La muerte digna debe ser una responsabilidad compartida. Y la administración tiene que liderarla.
Necesitamos una política pública valiente, que ponga luz allí donde todavía hay sombras. Que ofrezca información clara, acompañamiento emocional, recursos accesibles y formación a los profesionales sanitarios. Que ayude a las familias, que no las deje solas en el proceso. Que hable de la muerte sin tabúes, porque sólo desde la palabra y la presencia se puede empezar a curar el duelo.
Sensibilizar no es adoctrinar. Es poner en el centro la libertad, la responsabilidad y el amor. Y hay que hacerlo también desde la mirada institucional. Con una comunicación institucional valiente, empática y clara. No se trata de convencer a nadie de nada, al contrario, se trata de ofrecer la información y los recursos para que todo el mundo pueda decidir libremente. De hablar del derecho a morir con la misma naturalidad con que hablamos del derecho a vivir dignamente.
Hacen falta campañas de sensibilización y concienciación que no rehúyan la palabra "muerte", que no disfracen el dolor ni el amor que hay detrás de una decisión así.
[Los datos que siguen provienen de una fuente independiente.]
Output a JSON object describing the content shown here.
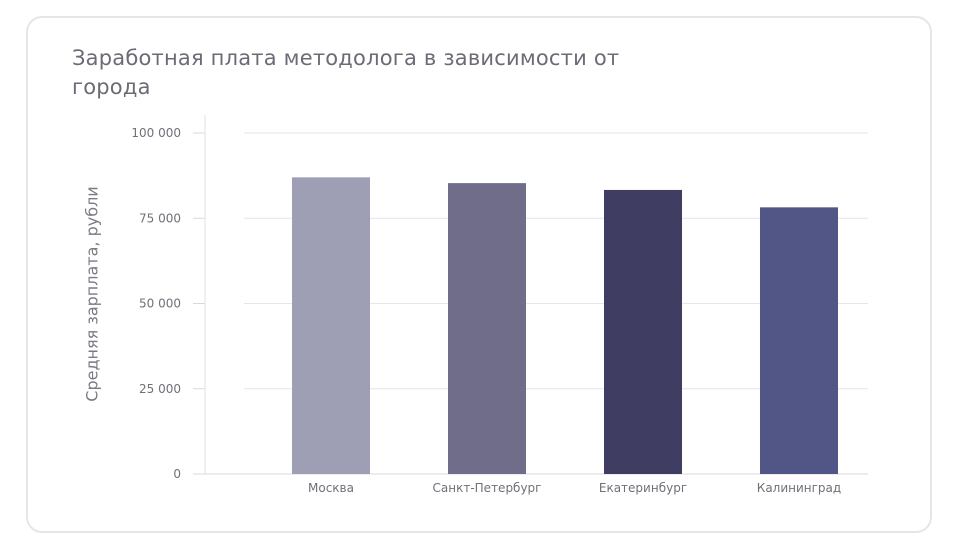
{
  "chart_data": {
    "type": "bar",
    "title": "Заработная плата методолога в зависимости от города",
    "xlabel": "",
    "ylabel": "Средняя зарплата, рубли",
    "categories": [
      "Москва",
      "Санкт-Петербург",
      "Екатеринбург",
      "Калининград"
    ],
    "values": [
      87000,
      85300,
      83300,
      78200
    ],
    "colors": [
      "#9e9fb4",
      "#6f6d8a",
      "#3f3d62",
      "#525686"
    ],
    "ylim": [
      0,
      100000
    ],
    "yticks": [
      0,
      25000,
      50000,
      75000,
      100000
    ],
    "ytick_labels": [
      "0",
      "25 000",
      "50 000",
      "75 000",
      "100 000"
    ],
    "grid": true,
    "legend": "none"
  }
}
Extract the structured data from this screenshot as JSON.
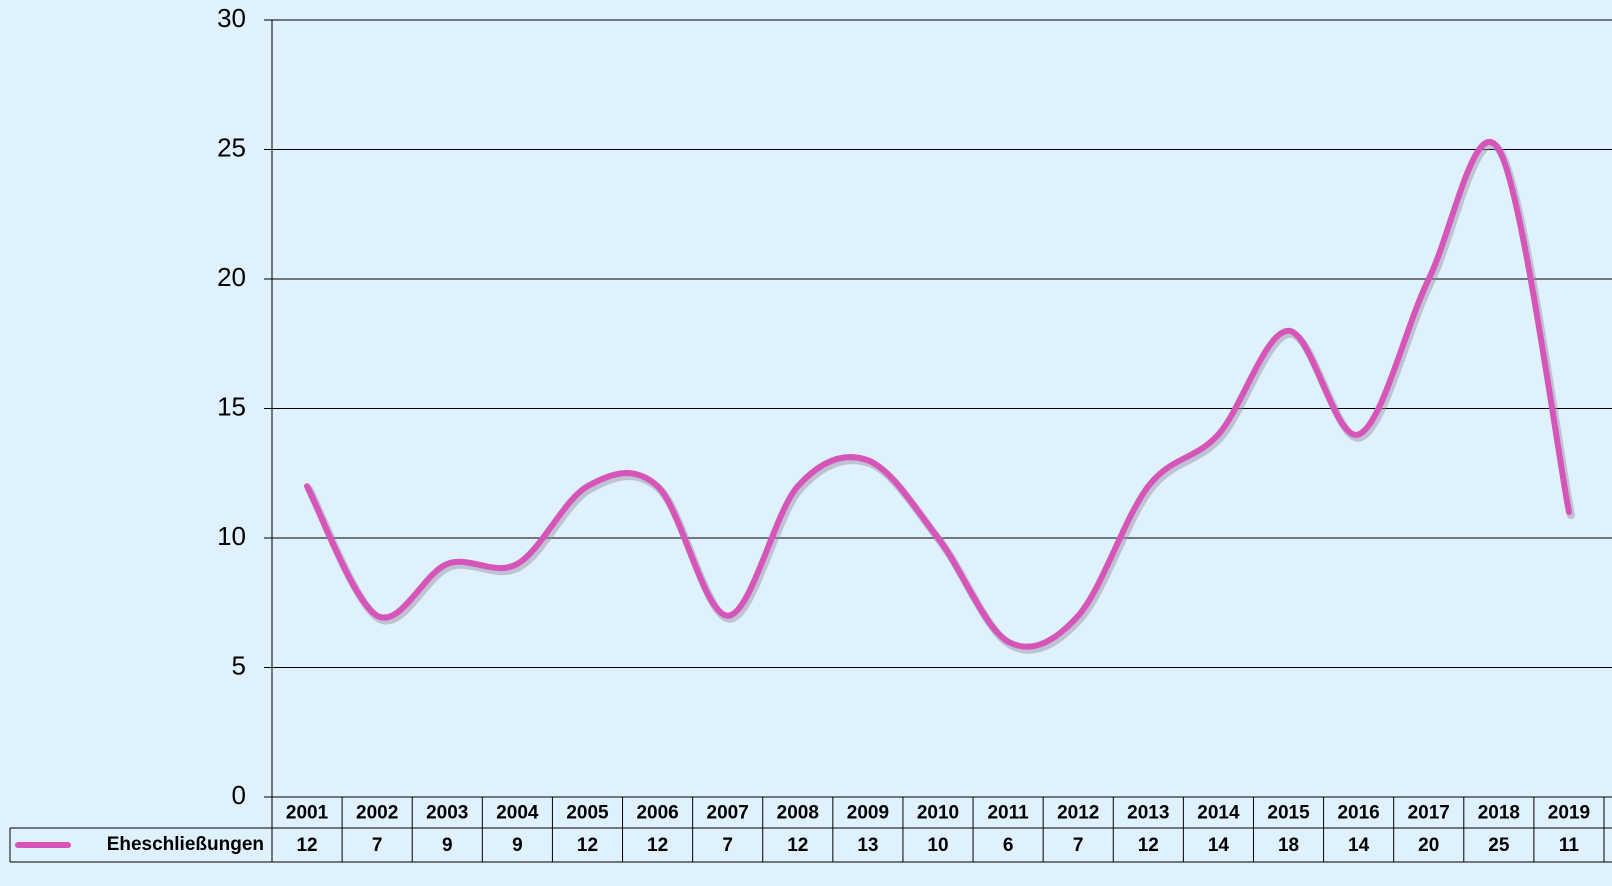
{
  "chart_data": {
    "type": "line",
    "categories": [
      "2001",
      "2002",
      "2003",
      "2004",
      "2005",
      "2006",
      "2007",
      "2008",
      "2009",
      "2010",
      "2011",
      "2012",
      "2013",
      "2014",
      "2015",
      "2016",
      "2017",
      "2018",
      "2019"
    ],
    "series": [
      {
        "name": "Eheschließungen",
        "color": "#d655b8",
        "values": [
          12,
          7,
          9,
          9,
          12,
          12,
          7,
          12,
          13,
          10,
          6,
          7,
          12,
          14,
          18,
          14,
          20,
          25,
          11
        ]
      }
    ],
    "ylim": [
      0,
      30
    ],
    "yticks": [
      0,
      5,
      10,
      15,
      20,
      25,
      30
    ],
    "grid": true,
    "smooth": true
  }
}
Hay que poner voz a las historias, dar espacio a los testigos como el de Anna, explicar qué dice la ley, cómo se tramita, quién acompaña. Y hacer todo esto con un lenguaje comprensible, sin eufemismos, y a la vez con una profunda sensibilidad.
La administración pública debe asumir que hablar de la muerte digna no debilita a la sociedad. Al contrario: la fortalece. Porqué romper el silencio es también un acto de salud democrática. Y porque, en el fondo, dignificar la muerte es otra manera —quizás la más honesta— de dignificar la vida.
Acabo este artículo con lágrimas en los ojos. Hoy, Gabriel ya no está. Pero su historia puede ayudar a transformar muchas otras. Y Anna, su hija, también. Porque sólo desde la ternura, el amor y la claridad se puede hablar de este tema con una valiente verdad.